One of the things I like the most about Colorado is that it has four definite seasons — spring, summer, autumn, and winter, clearly marked and distinguishable, and similar to the places where I grew up in Europe as a child and young adult. My mind & soul enjoy the change of seasons, my body thrives on its connection to regular, cyclic seasonality.
But now it’s playing against me.
Now my deep, innate connection to the seasons, to seasonal smells and changes in light and temperature, and to all the memories that such natural clues evoke in me, is playing against me, as memories from last summer flood my consciousness at all levels (physical, mental, emotional) reactivating grief and yearnings that cannot be satisfied.
I’m afraid of what this summer will bring, of how it will feel for me: I’m scared of the emptiness, the loneliness, the lack of purpose or direction, the confusion or lack of clarity.
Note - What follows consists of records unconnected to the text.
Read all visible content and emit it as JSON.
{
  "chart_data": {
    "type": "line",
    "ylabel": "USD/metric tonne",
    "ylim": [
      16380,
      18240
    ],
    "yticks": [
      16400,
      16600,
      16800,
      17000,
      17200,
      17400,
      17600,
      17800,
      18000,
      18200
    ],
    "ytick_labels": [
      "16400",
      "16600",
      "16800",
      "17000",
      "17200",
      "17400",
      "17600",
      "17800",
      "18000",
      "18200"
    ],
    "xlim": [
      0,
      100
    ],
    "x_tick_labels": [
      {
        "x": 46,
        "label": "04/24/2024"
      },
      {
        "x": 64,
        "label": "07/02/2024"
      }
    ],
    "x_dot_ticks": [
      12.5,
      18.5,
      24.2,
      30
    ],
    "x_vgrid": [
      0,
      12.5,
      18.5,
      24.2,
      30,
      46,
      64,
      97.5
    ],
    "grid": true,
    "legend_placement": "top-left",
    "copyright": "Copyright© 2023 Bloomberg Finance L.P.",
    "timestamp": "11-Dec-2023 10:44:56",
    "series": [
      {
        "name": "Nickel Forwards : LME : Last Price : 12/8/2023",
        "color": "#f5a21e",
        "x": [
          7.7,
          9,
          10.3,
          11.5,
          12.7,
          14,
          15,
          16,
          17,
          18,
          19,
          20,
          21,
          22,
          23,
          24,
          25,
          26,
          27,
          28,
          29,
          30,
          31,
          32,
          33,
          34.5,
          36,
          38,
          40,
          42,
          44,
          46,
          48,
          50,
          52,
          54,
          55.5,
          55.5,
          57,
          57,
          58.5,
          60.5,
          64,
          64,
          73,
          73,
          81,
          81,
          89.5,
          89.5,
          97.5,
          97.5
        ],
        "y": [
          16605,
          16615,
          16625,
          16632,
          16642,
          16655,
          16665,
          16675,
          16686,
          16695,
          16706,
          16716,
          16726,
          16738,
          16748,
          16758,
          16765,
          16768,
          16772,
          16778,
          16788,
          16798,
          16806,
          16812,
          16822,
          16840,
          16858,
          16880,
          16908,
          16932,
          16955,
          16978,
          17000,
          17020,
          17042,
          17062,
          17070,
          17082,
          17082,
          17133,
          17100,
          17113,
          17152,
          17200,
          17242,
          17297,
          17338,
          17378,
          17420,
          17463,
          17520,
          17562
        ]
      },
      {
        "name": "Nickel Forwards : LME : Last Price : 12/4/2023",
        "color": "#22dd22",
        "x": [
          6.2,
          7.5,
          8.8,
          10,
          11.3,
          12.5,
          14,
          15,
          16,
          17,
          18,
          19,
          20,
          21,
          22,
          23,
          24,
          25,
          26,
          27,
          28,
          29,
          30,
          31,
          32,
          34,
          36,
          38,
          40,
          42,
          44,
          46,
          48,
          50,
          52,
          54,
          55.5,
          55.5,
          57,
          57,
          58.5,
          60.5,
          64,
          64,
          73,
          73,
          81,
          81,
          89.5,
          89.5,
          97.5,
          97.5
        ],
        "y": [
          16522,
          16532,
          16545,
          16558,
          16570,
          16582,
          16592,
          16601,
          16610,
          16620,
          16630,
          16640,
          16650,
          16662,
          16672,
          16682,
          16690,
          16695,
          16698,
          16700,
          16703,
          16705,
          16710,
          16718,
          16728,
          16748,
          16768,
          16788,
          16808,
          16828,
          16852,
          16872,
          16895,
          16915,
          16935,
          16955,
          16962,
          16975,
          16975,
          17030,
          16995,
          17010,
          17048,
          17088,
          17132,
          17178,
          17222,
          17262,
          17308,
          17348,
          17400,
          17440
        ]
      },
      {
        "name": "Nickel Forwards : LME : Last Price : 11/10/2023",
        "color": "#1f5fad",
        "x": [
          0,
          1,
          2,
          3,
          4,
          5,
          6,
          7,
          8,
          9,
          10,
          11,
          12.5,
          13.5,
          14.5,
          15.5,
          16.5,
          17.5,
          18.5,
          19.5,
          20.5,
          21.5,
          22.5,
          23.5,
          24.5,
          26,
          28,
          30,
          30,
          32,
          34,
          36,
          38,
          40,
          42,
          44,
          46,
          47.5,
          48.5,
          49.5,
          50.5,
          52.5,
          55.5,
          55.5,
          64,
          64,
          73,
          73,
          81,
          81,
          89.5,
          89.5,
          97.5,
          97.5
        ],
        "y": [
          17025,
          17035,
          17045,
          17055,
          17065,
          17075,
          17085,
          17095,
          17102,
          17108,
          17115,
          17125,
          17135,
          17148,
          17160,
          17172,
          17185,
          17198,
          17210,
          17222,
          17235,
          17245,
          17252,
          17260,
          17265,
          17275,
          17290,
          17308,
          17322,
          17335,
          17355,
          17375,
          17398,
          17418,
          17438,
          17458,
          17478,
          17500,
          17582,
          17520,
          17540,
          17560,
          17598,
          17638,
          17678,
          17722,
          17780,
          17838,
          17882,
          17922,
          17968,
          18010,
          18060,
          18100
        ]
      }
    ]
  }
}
In five days I’ll be moving out of the place where I’ve been living for over a year and I’ll be house-sitting for friends down the street for three months. I’m very grateful to have the space all to myself and to be able to save some money on rent, especially in view of being unemployed in less than four months from now. But I’m also afraid of the loneliness that I might feel, in particular given that some of my dearest friends will be away for all, or parts, of the summer. This fear about an empty summer is also compounded by the fact that I won’t be able to climb because of my UCL injury/surgery/recovery, which leaves me without one of my most valuable sources of joy, community, and coping skills.
And then I’m scared of what will happen afterwards, in September, October, and the months to come. I’ll have to look for a new place to live in September: where? with whom? with what job? And what job do I want to do? What do I really want to do next in my life, apart from staying in this corner of Colorado?
So much uncertainty, so much unclarity, so much emptiness.
I’m sad about what’s here now and scared of what’s to come.